Tan, S.H., Swathi, Y., Tan, S., Goh, J., Seishima, R., et al. AQP5 enriches for stem cells and cancer origins in the distal stomach. Nature 578, 437–443 (2020) | article

About the Researcher

Nick Barker is currently a Research Director at A*STAR Institute of Molecular and Cell Biology (A*STAR IMCB). He is also an Adjunct Professor at NUS Yong Loo Lin School of Medicine, Singapore, and a Visiting Professor at Kanazawa University, Japan. Barker obtained his PhD from Reading University, UK, in 1996. Together with Professor Hans Clevers, he identified dysregulated Wnt signalling as the initiating event in colon cancer.
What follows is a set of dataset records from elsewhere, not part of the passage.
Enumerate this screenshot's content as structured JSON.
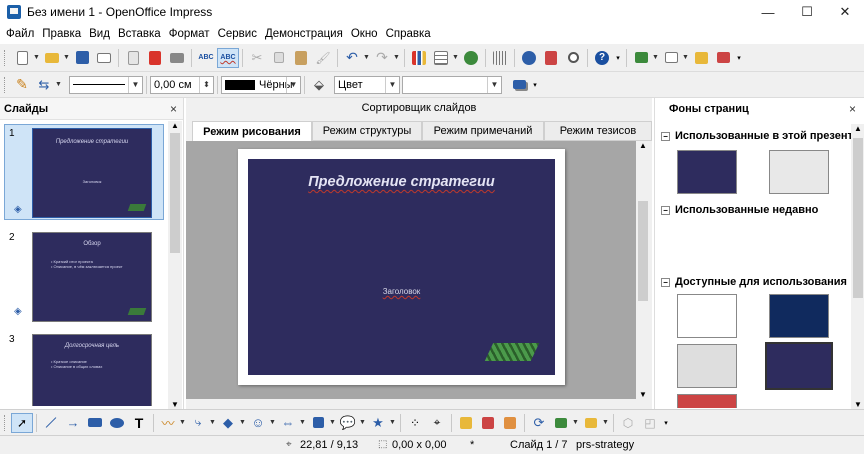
{
  "window": {
    "title": "Без имени 1 - OpenOffice Impress",
    "minimize": "—",
    "maximize": "☐",
    "close": "✕"
  },
  "menu": [
    "Файл",
    "Правка",
    "Вид",
    "Вставка",
    "Формат",
    "Сервис",
    "Демонстрация",
    "Окно",
    "Справка"
  ],
  "format_bar": {
    "line_width": "0,00 см",
    "line_color": "Чёрны",
    "area_style": "Цвет",
    "area_color": ""
  },
  "slides_panel": {
    "title": "Слайды",
    "close": "×",
    "slides": [
      {
        "number": "1",
        "title": "Предложение стратегии",
        "body": "Заголовок"
      },
      {
        "number": "2",
        "title": "Обзор",
        "body": "• Краткий итог проекта\n• Описание, в чём заключается проект"
      },
      {
        "number": "3",
        "title": "Долгосрочная цель",
        "body": "• Краткое описание\n• Описание в общих словах"
      }
    ]
  },
  "editor": {
    "sorter_label": "Сортировщик слайдов",
    "tabs": [
      "Режим рисования",
      "Режим структуры",
      "Режим примечаний",
      "Режим тезисов"
    ],
    "active_tab": "Режим рисования",
    "slide_title": "Предложение стратегии",
    "slide_subtitle": "Заголовок"
  },
  "bg_panel": {
    "title": "Фоны страниц",
    "close": "×",
    "sections": [
      {
        "label": "Использованные в этой презентации",
        "toggle": "−"
      },
      {
        "label": "Использованные недавно",
        "toggle": "−"
      },
      {
        "label": "Доступные для использования",
        "toggle": "−"
      }
    ]
  },
  "status": {
    "position": "22,81 / 9,13",
    "size": "0,00 x 0,00",
    "modified": "*",
    "slide": "Слайд 1 / 7",
    "master": "prs-strategy"
  },
  "colors": {
    "slide_bg": "#2e2c5e",
    "toolbar_bg": "#f0f0f0",
    "selection": "#cfe4f7"
  }
}
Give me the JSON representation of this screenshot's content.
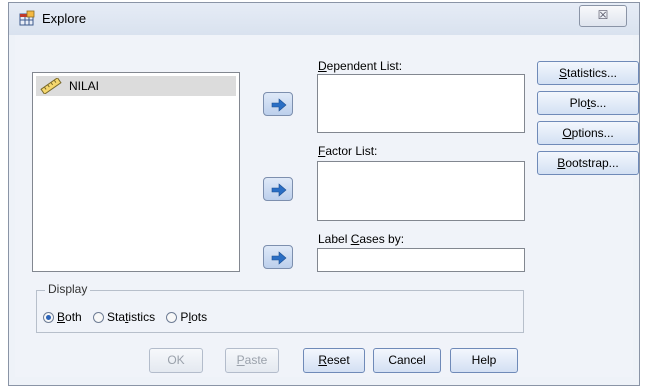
{
  "window": {
    "title": "Explore",
    "close_glyph": "☒"
  },
  "source_list": {
    "items": [
      {
        "label": "NILAI",
        "icon": "scale-ruler-icon"
      }
    ]
  },
  "dependent_list": {
    "label_pre": "",
    "label_u": "D",
    "label_post": "ependent List:"
  },
  "factor_list": {
    "label_pre": "",
    "label_u": "F",
    "label_post": "actor List:"
  },
  "label_cases": {
    "label_pre": "Label ",
    "label_u": "C",
    "label_post": "ases by:"
  },
  "side_buttons": {
    "statistics": {
      "pre": "",
      "u": "S",
      "post": "tatistics..."
    },
    "plots": {
      "pre": "Plo",
      "u": "t",
      "post": "s..."
    },
    "options": {
      "pre": "",
      "u": "O",
      "post": "ptions..."
    },
    "bootstrap": {
      "pre": "",
      "u": "B",
      "post": "ootstrap..."
    }
  },
  "display": {
    "legend": "Display",
    "options": [
      {
        "pre": "",
        "u": "B",
        "post": "oth",
        "checked": true
      },
      {
        "pre": "Sta",
        "u": "t",
        "post": "istics",
        "checked": false
      },
      {
        "pre": "P",
        "u": "l",
        "post": "ots",
        "checked": false
      }
    ]
  },
  "bottom_buttons": {
    "ok": "OK",
    "paste": {
      "u": "P",
      "post": "aste"
    },
    "reset": {
      "u": "R",
      "post": "eset"
    },
    "cancel": "Cancel",
    "help": "Help"
  },
  "colors": {
    "accent": "#2c63b8",
    "window_bg": "#f0f3f9"
  }
}
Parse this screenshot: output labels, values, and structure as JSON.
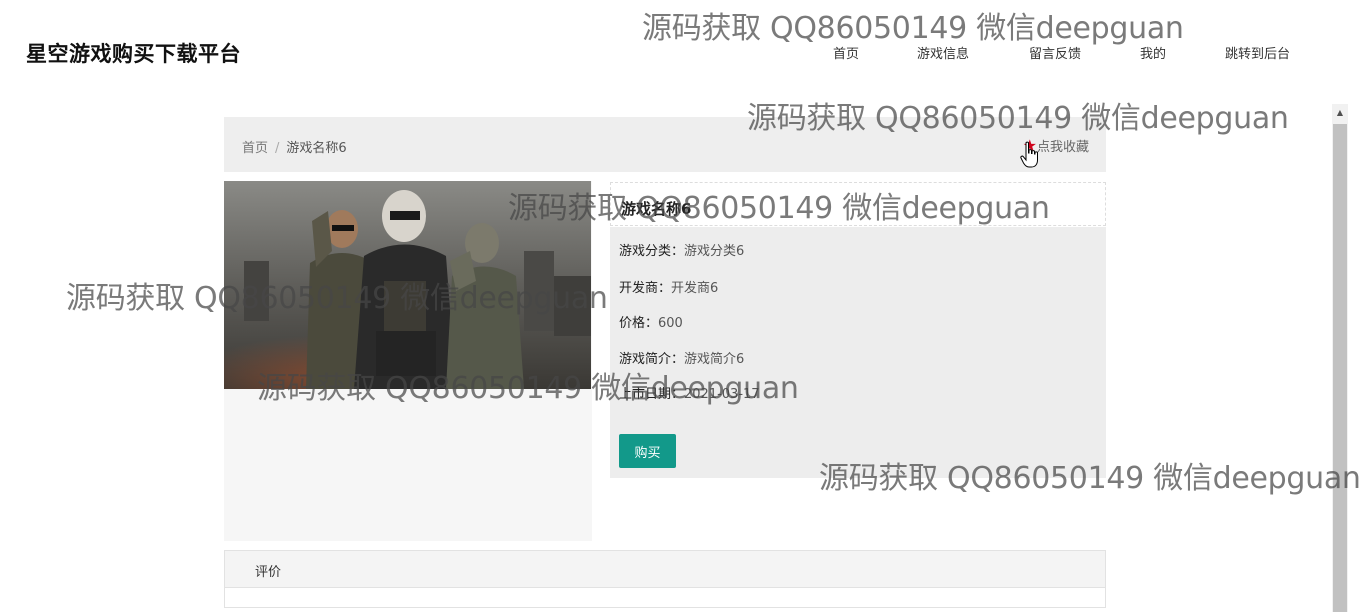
{
  "site": {
    "title": "星空游戏购买下载平台"
  },
  "nav": {
    "items": [
      {
        "label": "首页"
      },
      {
        "label": "游戏信息"
      },
      {
        "label": "留言反馈"
      },
      {
        "label": "我的"
      },
      {
        "label": "跳转到后台"
      }
    ]
  },
  "breadcrumb": {
    "home": "首页",
    "separator": "/",
    "current": "游戏名称6"
  },
  "favorite": {
    "label": "点我收藏",
    "icon": "star-icon",
    "color": "#d0021b"
  },
  "game": {
    "title": "游戏名称6",
    "fields": [
      {
        "label": "游戏分类：",
        "value": "游戏分类6"
      },
      {
        "label": "开发商：",
        "value": "开发商6"
      },
      {
        "label": "价格：",
        "value": "600"
      },
      {
        "label": "游戏简介：",
        "value": "游戏简介6"
      },
      {
        "label": "上市日期：",
        "value": "2021-03-17"
      }
    ],
    "buy_label": "购买"
  },
  "review": {
    "header": "评价"
  },
  "watermark": {
    "text": "源码获取 QQ86050149 微信deepguan"
  },
  "colors": {
    "accent": "#12998a",
    "star": "#d0021b"
  }
}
In 2001, he joined Semaia Pharmaceuticals to develop colon cancer therapeutics, before returning to Hans Clevers’ group as a Senior Staff Scientist in 2006, where he identified Lgr5 as a marker of various adult stem cell populations and intestinal Lgr5 stem cells as a cell-of-origin of colon cancer. Moving to Singapore in 2010, he joined A*STAR’s Institute of Medical Biology (IMB) as a Senior Principal Investigator before moving to his current position at A*STAR IMCB. His research focuses on Lgr5+ and Aqp5+ stem cells in tissue homeostasis and cancer within the gastrointestinal tract. In 2017, he received the prestigious NRF Investigatorship and has been recognised as a Web of Science Highly Cited Researcher since 2019 with over 40,000 citations. In 2022, he was elected to EMBO as an Associate Member and was awarded the Japanese Cancer Association International prize for cancer research.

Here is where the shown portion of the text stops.